The Ontario government has made it quite difficult to ignore or avoid paying a traffic ticket.

If the ticket was issued by a red-light camera, the infraction notice will outline when the ticket is due. Failure to pay the ticket by that date will result in a conviction being automatically filed against you and a surcharge being added to the total amount due. Failure in paying this newly revised amount within the number of days outlined in the reminder notice will place you in default. By being in default, the province will not allow the owner of the vehicle to renew their license plate without paying the total fine amount and any surcharges applied.

If the ticket was issued by a police officer, the same process applies, however, if you fail to pay the infraction after a courtesy notice is sent, your driver’s license will be suspended.

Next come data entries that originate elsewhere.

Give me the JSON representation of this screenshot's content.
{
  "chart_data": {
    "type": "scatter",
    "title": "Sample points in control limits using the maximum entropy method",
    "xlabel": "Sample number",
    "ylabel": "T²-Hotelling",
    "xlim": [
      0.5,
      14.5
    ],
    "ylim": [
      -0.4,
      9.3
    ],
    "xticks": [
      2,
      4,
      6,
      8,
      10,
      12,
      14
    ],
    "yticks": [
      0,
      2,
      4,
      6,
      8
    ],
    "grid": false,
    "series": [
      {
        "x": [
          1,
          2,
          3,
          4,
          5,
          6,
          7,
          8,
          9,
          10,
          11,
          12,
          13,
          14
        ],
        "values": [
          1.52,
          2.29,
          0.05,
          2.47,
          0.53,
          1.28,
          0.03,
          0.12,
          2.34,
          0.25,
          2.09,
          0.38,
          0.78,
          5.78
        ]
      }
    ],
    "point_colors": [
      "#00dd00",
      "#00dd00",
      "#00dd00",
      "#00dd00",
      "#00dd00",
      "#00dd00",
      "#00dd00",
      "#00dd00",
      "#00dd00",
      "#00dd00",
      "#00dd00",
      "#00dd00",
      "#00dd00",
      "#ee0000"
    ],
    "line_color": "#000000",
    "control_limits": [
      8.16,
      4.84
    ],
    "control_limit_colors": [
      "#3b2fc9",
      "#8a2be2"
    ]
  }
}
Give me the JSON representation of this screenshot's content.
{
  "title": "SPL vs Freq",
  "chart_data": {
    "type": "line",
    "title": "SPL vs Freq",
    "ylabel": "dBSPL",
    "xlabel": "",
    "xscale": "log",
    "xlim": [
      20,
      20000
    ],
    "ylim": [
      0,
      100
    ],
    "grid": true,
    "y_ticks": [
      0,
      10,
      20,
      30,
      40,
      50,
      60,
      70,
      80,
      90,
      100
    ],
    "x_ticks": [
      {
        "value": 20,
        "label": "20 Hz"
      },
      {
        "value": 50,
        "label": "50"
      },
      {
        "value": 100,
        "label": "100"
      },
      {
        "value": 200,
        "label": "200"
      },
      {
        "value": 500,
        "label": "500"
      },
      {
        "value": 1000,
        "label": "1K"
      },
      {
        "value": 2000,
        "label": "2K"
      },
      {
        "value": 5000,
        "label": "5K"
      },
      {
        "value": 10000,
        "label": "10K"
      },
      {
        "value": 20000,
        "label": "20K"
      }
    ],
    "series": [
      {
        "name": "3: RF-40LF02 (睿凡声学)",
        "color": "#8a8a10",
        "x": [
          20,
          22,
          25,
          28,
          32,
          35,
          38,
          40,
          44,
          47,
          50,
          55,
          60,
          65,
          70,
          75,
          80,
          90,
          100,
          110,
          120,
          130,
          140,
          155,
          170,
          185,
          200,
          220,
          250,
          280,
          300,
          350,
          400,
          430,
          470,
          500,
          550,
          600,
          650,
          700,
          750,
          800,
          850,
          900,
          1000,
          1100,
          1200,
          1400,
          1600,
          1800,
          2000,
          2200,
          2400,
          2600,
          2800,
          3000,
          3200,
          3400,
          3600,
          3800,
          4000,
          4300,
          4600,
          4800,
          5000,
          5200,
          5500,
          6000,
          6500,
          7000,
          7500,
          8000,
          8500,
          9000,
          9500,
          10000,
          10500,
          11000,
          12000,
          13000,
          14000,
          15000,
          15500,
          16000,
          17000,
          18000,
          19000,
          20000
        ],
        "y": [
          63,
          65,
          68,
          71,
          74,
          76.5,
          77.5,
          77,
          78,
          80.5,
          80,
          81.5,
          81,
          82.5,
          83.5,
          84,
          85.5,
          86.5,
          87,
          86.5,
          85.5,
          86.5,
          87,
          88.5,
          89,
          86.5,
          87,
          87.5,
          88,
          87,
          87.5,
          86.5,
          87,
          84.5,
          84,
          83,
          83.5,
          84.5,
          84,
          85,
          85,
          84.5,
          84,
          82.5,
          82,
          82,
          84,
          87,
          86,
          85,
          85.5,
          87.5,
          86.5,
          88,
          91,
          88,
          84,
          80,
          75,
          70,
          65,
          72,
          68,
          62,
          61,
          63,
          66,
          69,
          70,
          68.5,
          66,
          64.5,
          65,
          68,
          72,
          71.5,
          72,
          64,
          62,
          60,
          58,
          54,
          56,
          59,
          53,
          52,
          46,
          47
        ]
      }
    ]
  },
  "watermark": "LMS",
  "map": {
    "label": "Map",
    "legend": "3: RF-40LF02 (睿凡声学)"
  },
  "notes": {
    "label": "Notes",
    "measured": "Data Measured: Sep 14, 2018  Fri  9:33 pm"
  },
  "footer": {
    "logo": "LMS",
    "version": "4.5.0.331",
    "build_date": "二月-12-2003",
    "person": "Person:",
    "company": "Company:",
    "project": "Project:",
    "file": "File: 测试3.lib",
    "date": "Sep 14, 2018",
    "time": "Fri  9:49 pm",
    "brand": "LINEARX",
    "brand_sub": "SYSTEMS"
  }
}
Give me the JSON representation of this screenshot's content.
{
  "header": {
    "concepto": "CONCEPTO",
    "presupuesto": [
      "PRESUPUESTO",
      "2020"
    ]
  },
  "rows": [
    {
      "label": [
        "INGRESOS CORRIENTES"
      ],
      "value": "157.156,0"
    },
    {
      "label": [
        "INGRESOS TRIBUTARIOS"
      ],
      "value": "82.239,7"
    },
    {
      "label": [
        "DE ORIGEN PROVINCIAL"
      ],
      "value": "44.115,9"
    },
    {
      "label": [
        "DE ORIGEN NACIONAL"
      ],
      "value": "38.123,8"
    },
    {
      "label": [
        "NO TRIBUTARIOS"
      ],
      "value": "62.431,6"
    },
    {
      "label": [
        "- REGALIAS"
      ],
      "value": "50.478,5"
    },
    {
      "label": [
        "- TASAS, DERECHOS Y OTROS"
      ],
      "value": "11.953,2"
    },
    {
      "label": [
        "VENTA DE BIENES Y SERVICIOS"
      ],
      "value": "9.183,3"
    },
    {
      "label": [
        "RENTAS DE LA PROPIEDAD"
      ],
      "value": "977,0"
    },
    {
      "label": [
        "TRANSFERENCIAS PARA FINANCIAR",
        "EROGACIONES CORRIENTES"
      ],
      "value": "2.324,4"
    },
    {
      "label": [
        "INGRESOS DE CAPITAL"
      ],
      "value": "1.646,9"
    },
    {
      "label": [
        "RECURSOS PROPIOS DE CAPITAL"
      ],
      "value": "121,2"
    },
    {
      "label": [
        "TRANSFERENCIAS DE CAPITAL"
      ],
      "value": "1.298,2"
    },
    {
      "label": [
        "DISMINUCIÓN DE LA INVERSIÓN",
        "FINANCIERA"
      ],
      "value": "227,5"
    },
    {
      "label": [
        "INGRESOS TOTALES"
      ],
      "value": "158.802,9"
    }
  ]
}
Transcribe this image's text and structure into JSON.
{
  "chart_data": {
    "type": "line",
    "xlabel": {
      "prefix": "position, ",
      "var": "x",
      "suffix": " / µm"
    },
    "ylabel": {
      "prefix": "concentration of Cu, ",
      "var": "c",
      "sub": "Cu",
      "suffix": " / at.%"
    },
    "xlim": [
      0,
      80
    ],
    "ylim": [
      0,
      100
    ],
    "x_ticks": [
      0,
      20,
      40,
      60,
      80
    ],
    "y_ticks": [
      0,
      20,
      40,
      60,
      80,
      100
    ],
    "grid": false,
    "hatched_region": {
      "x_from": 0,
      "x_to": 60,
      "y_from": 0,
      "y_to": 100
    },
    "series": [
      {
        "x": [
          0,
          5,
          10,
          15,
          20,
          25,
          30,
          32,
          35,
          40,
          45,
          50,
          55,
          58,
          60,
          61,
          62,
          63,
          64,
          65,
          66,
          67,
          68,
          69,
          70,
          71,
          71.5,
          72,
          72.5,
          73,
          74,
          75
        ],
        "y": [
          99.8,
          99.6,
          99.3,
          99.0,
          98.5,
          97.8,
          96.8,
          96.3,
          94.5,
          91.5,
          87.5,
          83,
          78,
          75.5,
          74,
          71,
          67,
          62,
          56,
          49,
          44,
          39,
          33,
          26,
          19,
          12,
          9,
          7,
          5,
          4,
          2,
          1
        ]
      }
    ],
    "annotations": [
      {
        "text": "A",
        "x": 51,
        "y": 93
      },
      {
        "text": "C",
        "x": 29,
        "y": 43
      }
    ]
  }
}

At that point, not only will you have to pay the fine in order to legally drive in Ontario, but a reinstatement fee will also be added to the balance due.

In both types of red-light tickets, the municipality may also impose a garnishment on your salary, freeze your bank accounts or even have your property seized and sold to pay off the outstanding amount.


How long does a red-light ticket stay on your record in Ontario?

Unlike red-light camera tickets, all provincial traffic convictions (issued in-person, by a police officer) remain on your driving record for a period of three years following conviction.

Red light tickets in Ontario are not something anyone wants to experience. They are costly and could affect your insurance premium. As always, driving safely is the best way to avoid any type of traffic ticket.